El grupo de teatro Ópalo en la obra In welcher Jahreszeit sind wir? (En qué estación estamos?), presentada en alemán.

Es interesante reflexionar sobre cómo esas obras, escritas en otro hemisferio con problemáticas, realidades y contextos diferentes, calaron tanto en el público peruano".

Es interesante reflexionar sobre cómo esas obras, escritas en otro hemisferio con problemáticas, realidades y contextos diferentes, calaron tanto en el público peruano. Creo que existen diversas variables para que haya ocurrido esto. He encontrado conexiones y paralelos interesantes en las temáticas y los estilos de esa nueva dramaturgia. Temas como la migración, la marginalidad, el desarraigo y la guerra, entre otros son aspectos muy sensibles para nuestra sociedad. Además, existe un periodo reciente de nuestra historia que aún no superamos. Nuestro país tuvo una guerra interna entre los años 1980 Y 2000: fueron veinte años de conflicto y violencia política que fracturaron a nuestro país. Hasta estos días, da la impresión de que existe un muro invisible que polariza en dos partes a nuestra sociedad: la herencia de la Colonia aún existe y ha dejado marcas que acentúan esa enorme división. Muchas de las heridas ocasionadas por la guerra aún no han sido sanadas y el trauma del terror sigue latente en nuestra sociedad.

El proyecto de la biblioteca del Goethe-Institut “Después del muro” generó obras que nos acercan a una dramaturgia que busca repreguntarse y cuestionarse por los nuevos paradigmas del tiempo de postguerra en que nos encontramos como país".
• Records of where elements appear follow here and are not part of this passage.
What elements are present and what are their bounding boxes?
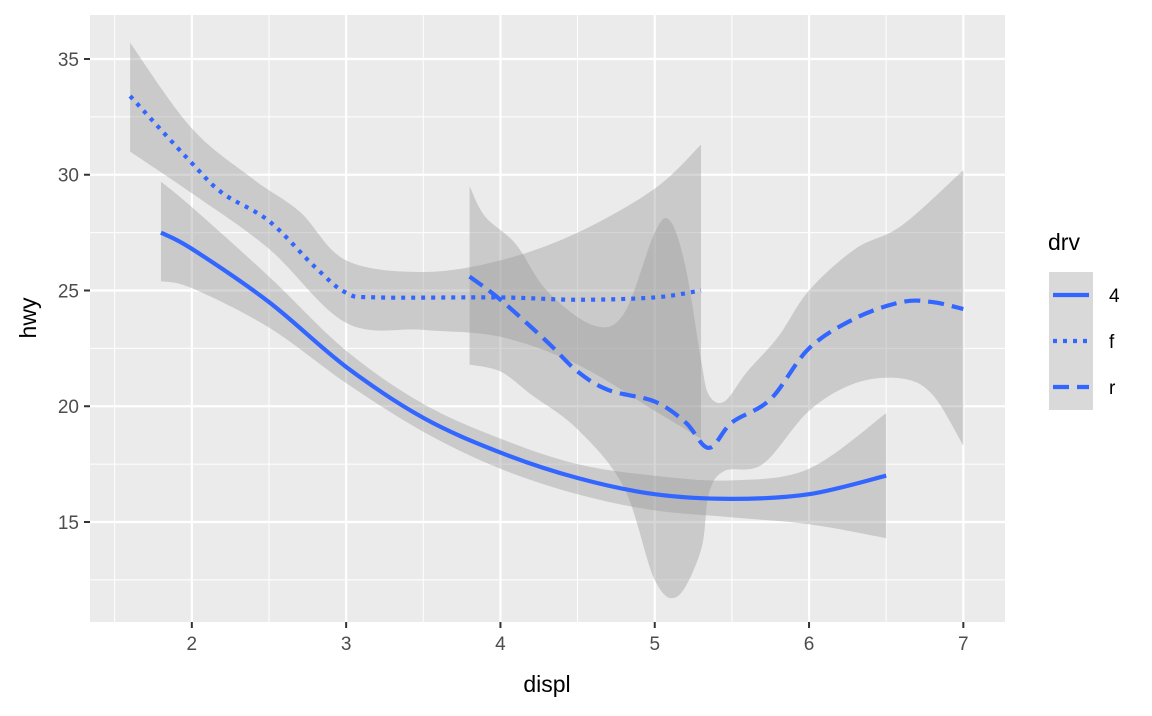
series-line-r <box>468 274 964 451</box>
series-lines <box>128 94 964 501</box>
legend-label-r: r <box>1109 378 1116 399</box>
x-axis-title: displ <box>523 671 570 697</box>
y-tick-label: 30 <box>58 166 79 187</box>
x-tick-label: 2 <box>187 634 198 655</box>
x-tick-label: 6 <box>804 634 815 655</box>
x-tick-label: 3 <box>341 634 352 655</box>
legend-label-f: f <box>1109 332 1115 353</box>
series-line-4 <box>160 230 887 501</box>
gridlines <box>90 15 1005 622</box>
y-axis-title: hwy <box>15 297 41 338</box>
series-line-f <box>128 94 702 302</box>
x-tick-label: 5 <box>649 634 660 655</box>
confidence-bands <box>130 42 964 599</box>
legend: drv 4 f r <box>1048 229 1120 410</box>
panel-background <box>90 15 1005 622</box>
x-tick-label: 7 <box>958 634 969 655</box>
legend-title: drv <box>1048 229 1080 255</box>
confidence-band-r <box>469 170 964 599</box>
x-tick-label: 4 <box>495 634 506 655</box>
y-tick-label: 35 <box>58 50 79 71</box>
confidence-band-f <box>130 42 702 439</box>
axes: 2 3 4 5 6 7 15 20 25 30 35 <box>58 50 969 655</box>
y-tick-label: 20 <box>58 397 79 418</box>
legend-label-4: 4 <box>1109 286 1120 307</box>
confidence-band-4 <box>160 181 887 539</box>
y-tick-label: 15 <box>58 513 79 534</box>
y-tick-label: 25 <box>58 281 79 302</box>
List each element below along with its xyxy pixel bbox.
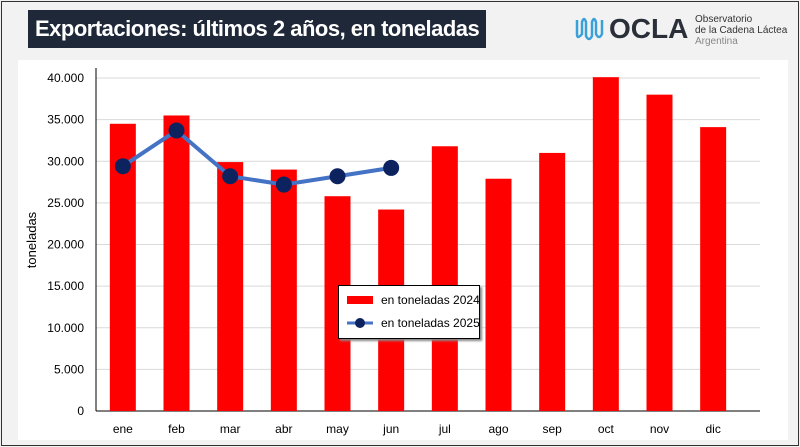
x-tick-label: sep xyxy=(542,422,562,436)
bar-abr xyxy=(270,169,297,411)
bar-feb xyxy=(163,115,190,412)
point-feb xyxy=(168,122,185,139)
x-tick-label: may xyxy=(326,422,349,436)
bar-mar xyxy=(217,162,244,411)
legend: en toneladas 2024 en toneladas 2025 xyxy=(338,285,480,339)
ocla-logo: OCLA Observatorio de la Cadena Láctea Arge… xyxy=(575,10,797,50)
chart-title: Exportaciones: últimos 2 años, en tonela… xyxy=(28,10,487,48)
legend-item-2025: en toneladas 2025 xyxy=(347,316,480,330)
line-2025 xyxy=(121,127,392,187)
y-tick-label: 35.000 xyxy=(47,113,84,127)
x-tick-label: jul xyxy=(438,422,451,436)
point-abr xyxy=(275,176,292,193)
point-may xyxy=(329,168,346,185)
y-tick-label: 40.000 xyxy=(47,71,84,85)
point-jun xyxy=(383,159,400,176)
bar-nov xyxy=(646,94,673,412)
x-tick-label: mar xyxy=(220,422,241,436)
legend-swatch-line xyxy=(347,318,373,328)
x-tick-label: nov xyxy=(650,422,669,436)
bar-sep xyxy=(539,152,566,412)
y-tick-label: 15.000 xyxy=(47,279,84,293)
x-tick-label: jun xyxy=(382,422,399,436)
legend-swatch-bar xyxy=(347,296,373,304)
x-tick-label: dic xyxy=(705,422,720,436)
x-tick-label: feb xyxy=(168,422,185,436)
x-tick-label: oct xyxy=(598,422,615,436)
x-tick-label: ene xyxy=(113,422,133,436)
y-tick-label: 30.000 xyxy=(47,154,84,168)
bar-ago xyxy=(485,178,512,411)
wave-logo-icon xyxy=(575,17,604,41)
y-tick-label: 20.000 xyxy=(47,238,84,252)
point-ene xyxy=(114,158,131,175)
x-tick-label: ago xyxy=(488,422,508,436)
y-tick-label: 0 xyxy=(77,404,84,418)
bar-jul xyxy=(431,146,458,411)
x-tick-label: abr xyxy=(275,422,292,436)
y-tick-label: 5.000 xyxy=(54,362,84,376)
bar-oct xyxy=(592,77,619,411)
point-mar xyxy=(222,168,239,185)
y-tick-label: 10.000 xyxy=(47,321,84,335)
bar-dic xyxy=(700,127,727,412)
legend-item-2024: en toneladas 2024 xyxy=(347,293,480,307)
y-axis-label: toneladas xyxy=(24,211,39,268)
y-tick-label: 25.000 xyxy=(47,196,84,210)
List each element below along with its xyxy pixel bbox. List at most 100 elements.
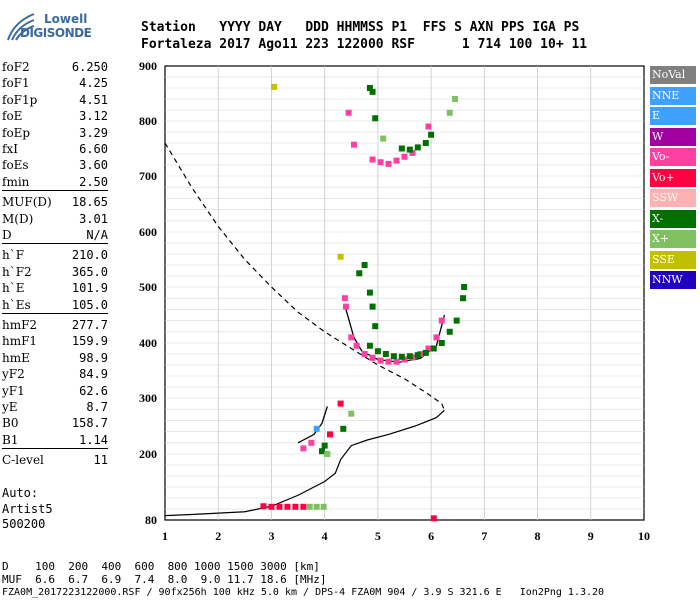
param-key: foE <box>2 109 23 124</box>
digisonde-logo: Lowell DIGISONDE <box>4 4 114 46</box>
echo-point <box>306 503 313 510</box>
param-key: foF2 <box>2 60 30 74</box>
legend-item: X+ <box>650 230 696 248</box>
param-key: B1 <box>2 432 19 447</box>
x-tick-label: 5 <box>375 529 381 543</box>
param-value: 277.7 <box>71 318 108 332</box>
legend-item: Vo+ <box>650 168 696 187</box>
param-value: 6.250 <box>71 60 108 74</box>
param-key: yF2 <box>2 367 25 382</box>
param-key: h`E <box>2 281 25 296</box>
param-row: C-level 11 <box>2 453 108 468</box>
echo-point <box>460 295 467 302</box>
param-row: hmF1 159.9 <box>2 334 108 349</box>
y-tick-label: 900 <box>139 59 157 73</box>
echo-point <box>260 503 267 510</box>
footer-file-info: FZA0M_2017223122000.RSF / 90fx256h 100 k… <box>2 587 605 598</box>
x-tick-label: 2 <box>215 529 221 543</box>
echo-point <box>390 353 397 360</box>
echo-point <box>425 123 432 130</box>
echo-point <box>324 451 331 457</box>
echo-point <box>414 352 421 359</box>
x-tick-label: 7 <box>481 529 487 543</box>
legend-item: SSW <box>650 189 696 207</box>
echo-point <box>377 159 384 166</box>
auto-code: 500200 <box>2 517 46 531</box>
echo-point <box>356 270 363 277</box>
echo-point <box>393 358 400 365</box>
echo-point <box>337 400 344 407</box>
echo-point <box>271 83 278 90</box>
param-key: M(D) <box>2 211 34 226</box>
echo-point <box>292 503 299 510</box>
y-tick-label: 200 <box>139 447 157 461</box>
param-key: h`F <box>2 248 25 263</box>
echo-point <box>406 146 413 153</box>
legend-item: X- <box>650 209 696 228</box>
echo-point <box>425 345 432 352</box>
param-value: 98.9 <box>79 350 108 365</box>
param-row: D N/A <box>2 228 108 243</box>
header-values: Fortaleza 2017 Ago11 223 122000 RSF 1 71… <box>141 37 588 52</box>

Debido a los años de colaboración con el Goethe-Institut, mi interés por la dramaturgia contemporánea alemana se acrecentó. Además de director teatral, soy profesor e investigador en la Facultad de Artes Escénicas de la Pontificia Universidad Católica del Perú. Uno de mis temas de investigación durante estos años ha sido los vínculos entre la cultura peruana y la alemana. Por ejemplo, el proyecto de la biblioteca del Goethe-Institut “Después del muro” generó obras que nos acercan a una dramaturgia que busca repreguntarse y cuestionarse por los nuevos paradigmas del tiempo de postguerra en que nos encontramos como país. De esa manera, se busca una resignificación de sentidos en una época marcada por cambios sociales, que parecen nuevamente acercarnos a gobiernos totalitarios y nacionalistas. Vivimos en una época que parece caracterizarse por el fin de las utopías, y las tendencias cada vez más individualizadas y consumistas: la nueva dictadura parece ser el neoliberalismo feroz que intenta uniformizar nuestras subjetividades en nombre de una falsa libertad. Entonces, estos tiempos nos confrontan una y otra vez con diversas problemáticas, por lo que se genera también una discusión sobre la permanencia de nuestros propios muros y divisiones en una sociedad como la peruana que, como mencioné previamente, aún está marcada por brechas y divisiones muy profundas.